Gott spricht zu Jeremia. Er soll in das Stadttor treten und den Leuten sagen: Bessert euer Tun und euer Leben. Lebt rechtens und übt keine Gewalt aus, lauft keine Göttern nach.......Gott sieht es. Jeremia sagt harte Begrüßungsworte. Eigentlich möchte man so etwas nicht hören und man könnte getrost wieder umkehren. Man kommt mit Erwartungen in den Gottesdienst. Man erwartet, dass Gott einen anspricht, dass man etwas mitnimmt oder gestärkt wird für den Alltag. Manchmal geht man mit Enttäuschungen hinaus oder ist auch glücklich über Antworten, Hinweise, mit denen man nicht gerechnet hat. Die Juden wollen Opfer bringen, wie es Tradition ist. Doch sie bekommen zu hören: das, was ihr vorhabt ist falsch. Die heiligen Geräte waren zuerst immer in der Stiftshütte und David war es nicht gegönnt, den Tempel zu bauen, um sie dort unterzubringen. Erst Salomo, sein Sohn, durfte ihn bauen.

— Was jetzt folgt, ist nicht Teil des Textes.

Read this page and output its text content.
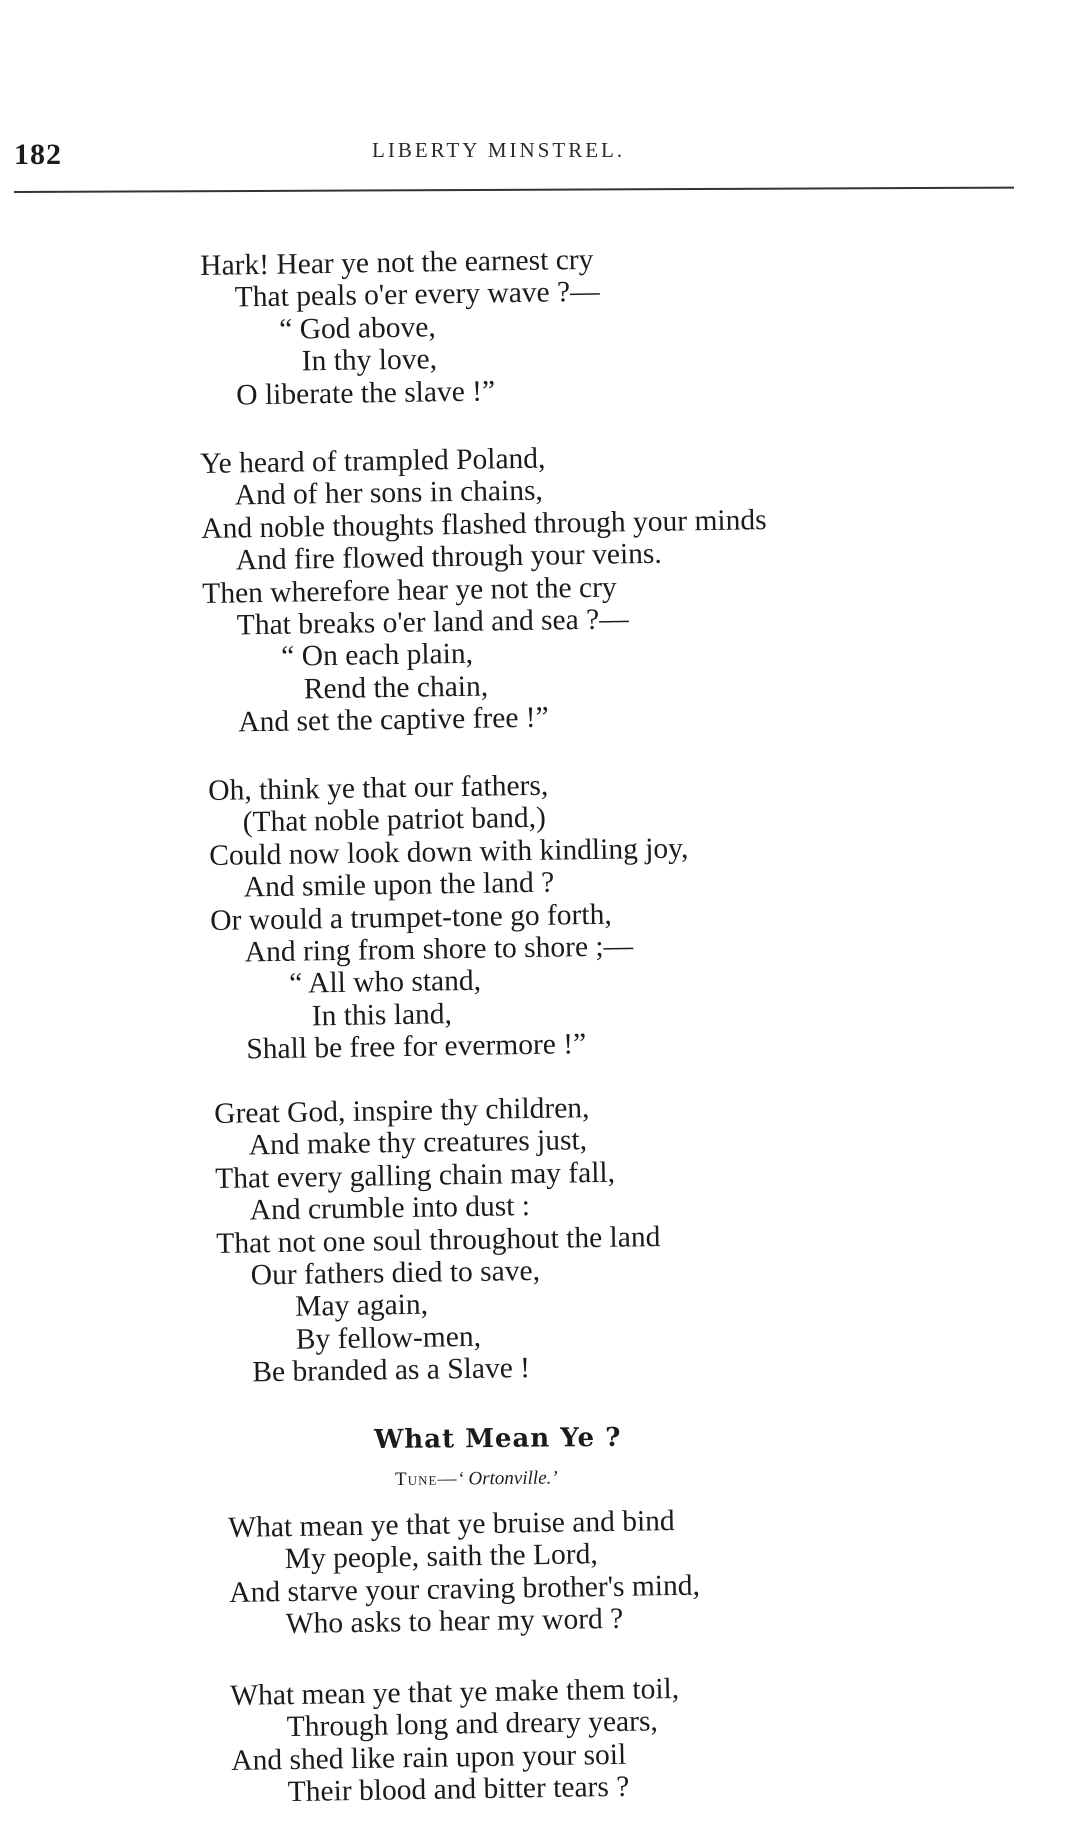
182	LIBERTY MINSTREL.
Hark! Hear ye not the earnest cry
That peals o'er every wave ?—
“ God above,
In thy love,
O liberate the slave !”
Ye heard of trampled Poland,
And of her sons in chains,
And noble thoughts flashed through your minds
And fire flowed through your veins.
Then wherefore hear ye not the cry
That breaks o'er land and sea ?—
“ On each plain,
Rend the chain,
And set the captive free !”
Oh, think ye that our fathers,
(That noble patriot band,)
Could now look down with kindling joy,
And smile upon the land ?
Or would a trumpet-tone go forth,
And ring from shore to shore ;—
“ All who stand,
In this land,
Shall be free for evermore !”
Great God, inspire thy children,
And make thy creatures just,
That every galling chain may fall,
And crumble into dust :
That not one soul throughout the land
Our fathers died to save,
May again,
By fellow-men,
Be branded as a Slave !
What Mean Ye ?
Tune—‘ Ortonville.’
What mean ye that ye bruise and bind
My people, saith the Lord,
And starve your craving brother's mind,
Who asks to hear my word ?
What mean ye that ye make them toil,
Through long and dreary years,
And shed like rain upon your soil
Their blood and bitter tears ?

Menschen gehen in den Tempel, um Gott zu begegnen. Mit der Zeit vergaß man aber die Heiligkeit des Gebäudes und die Menschen hören nicht mehr auf Gott. Sie geben ihm nicht ihr Herz. Gott sagt, dass wir das tun solle, was er uns sagt. Alles andere schadet uns nur. Wie ist das bei uns, wenn keiner auf uns hört? Wir geben auf, lassen ihn in den Fehler rennen. So könnte Gott quasi bei uns ausziehen.. Keiner ''versucht'' ihn mehr mit dem Herzen. Das Volk geht zwar in den Tempel, aber es handelt nicht mehr nach dem Wort. Das ist der Fehler. Gott die Menschen im Text Lügner, Mörder, Diebe, Ehebrecher... Jeremia redet ihnen ins Gewissen und, sagt, dass sie sich verändern sollen - Gedanken und Taten müssen zusammenpassen. Jona sagte auch der Stadt eine Vernichtung voraus, aber sie taten das, wozu Jeremia auffordert.: Buße tun. Jona ist zwar sauer, dass Gott die Stadt verschont. Viele Menschen meinen, wenn sie in Gottes Buch stehen, dann ist es okay und Gott darf nicht in IHR Leben reinreden.. Jeremia will aufrütteln und auf das mögliche schlimme Ende hinweisen, aber man will ihn nicht hören. Genau wie bei uns, wenn uns jemand Unangenehmes sagt. Das Volk wurde später verschleppt. Gott billigt nicht all unser Handeln. Nach dem Tod ist alles aus? Da ist nur noch Friede? Und wie ist das mit dem Gericht, was in der Bibel geschrieben steht? Bei Lazarus und dem reichen Mann ging es so aus, dass Lazarus bei Gott ist. Wenn man sich zu Gott wendet, wohnt er bei uns. Jesus ist unser Fürsprecher bei Gott.
Hören auf Gottes Wort ist wichtig. Richten wir uns nicht oft auf moderne Hörweisen oder nach Traditionen? Gottes Güte leitet zur Umkehr.